Интересна полемика о миссии художника: «в искусстве важен указующий перст» (Достоевский) - «искусство лишено права на проповедь» (Шаламов). В целом же Шаламов воспринимается как пророк и прямой духовный наследник Достоевского. Главное его отличие - отсутствие какой-либо энтузиастичности, «шиллеровщины», «розового гуманизма» и мессианизма. «Человек оказался хуже, чем о нем думали русские гуманисты, и не только русские». Это не пессимизм, а охлаждающий скепсис, констатация громадной роли иррациональных, антропогенных и культурогенных факторов (что связывает Шаламова с рационалистической философией Запада). Шаламов при всем преклонении перед гением Достоевского – во многом его антипод и сознательный антагонист, что объясняется, прежде всего, исторической пропастью между XIX и XX вв.
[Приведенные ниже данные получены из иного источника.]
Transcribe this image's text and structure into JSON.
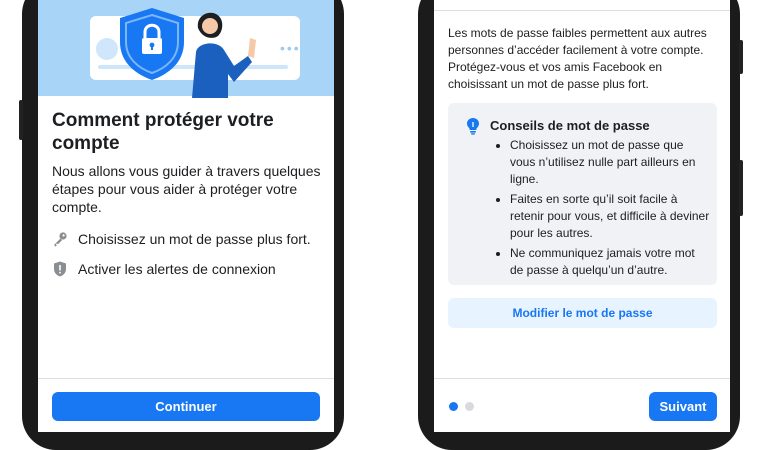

Синтетическая жанровая и композиционная природа «Колымских рассказов» близка по теме и воплощению книге Достоевского: в обоих произведениях присутствует очерковое, документальное начало, этнографизм и натурализм, пристрастие к фактам и цифрам, еще более усиливающее достоверность повествования. Ослабление жанровых принципов в шаламовских произведениях идет по пути, проложенному Достоевским. Бессюжетность – еще одно сопряжение с Достоевским. Как каторга не является событием, а скорее состоянием, так и тем же состоянием оказывается лагерь.

Синтез жанров был представлен еще у Достоевского: рассказы об экзекуторах-садистах, поручиках Жеребятникове и Смекалове; народные и арестантские песни, пословицы, поговорки; «театральная» рецензия и уведомление издателя об отцеубийце; «предисловный» рассказ о Горянчикове и многочисленные рассуждения на разные темы (о преступлении и наказании, о свободе, о ненависти к дворянам, о телесных наказаниях, о палачах и т. п.). Та же «энциклопедия» жанров и в «Колымских рассказах»: «предисловный» рассказ о Платонове («Заклинатель змей»), легенды и слухи, пословицы и поговорки составляют неотъемлемую часть шаламовского повествования.

Системообразующими оказываются рефрены, обнаруживающиеся на уровне образов, сходство сюжетных схем с участием тех же героев (рассказы «Первая смерть», «Дождь»); а также повторение мотивов, как, например, мотив охоты человека на водоплавающую птицу, лежащий в основе рассказа «Утка», Шаламов вводит и воспоминание героя в рассказе «Серафим».

«Все повторения, все обмолвки, в которых меня упрекали читатели, сделаны мной не случайно, не по небрежности, не по торопливости», - это объяснение В.Шаламова дает нам возможность сделать вывод о том, что подобная повторяемость, возникающая на разных уровнях художественной системы Шаламова, – прием, использованный в «Колымских рассказах». Подобная ситуация дает основание говорить о сходстве с творческим методом Достоевского, в произведениях которого бесчисленные повторы являются своеобразными «несущими конструкциями». Переход героев и возникновение одного сюжета из детали, образа или символа другого произведения, как объединяющий художественный принцип, Достоевский активно использовал в «Записках».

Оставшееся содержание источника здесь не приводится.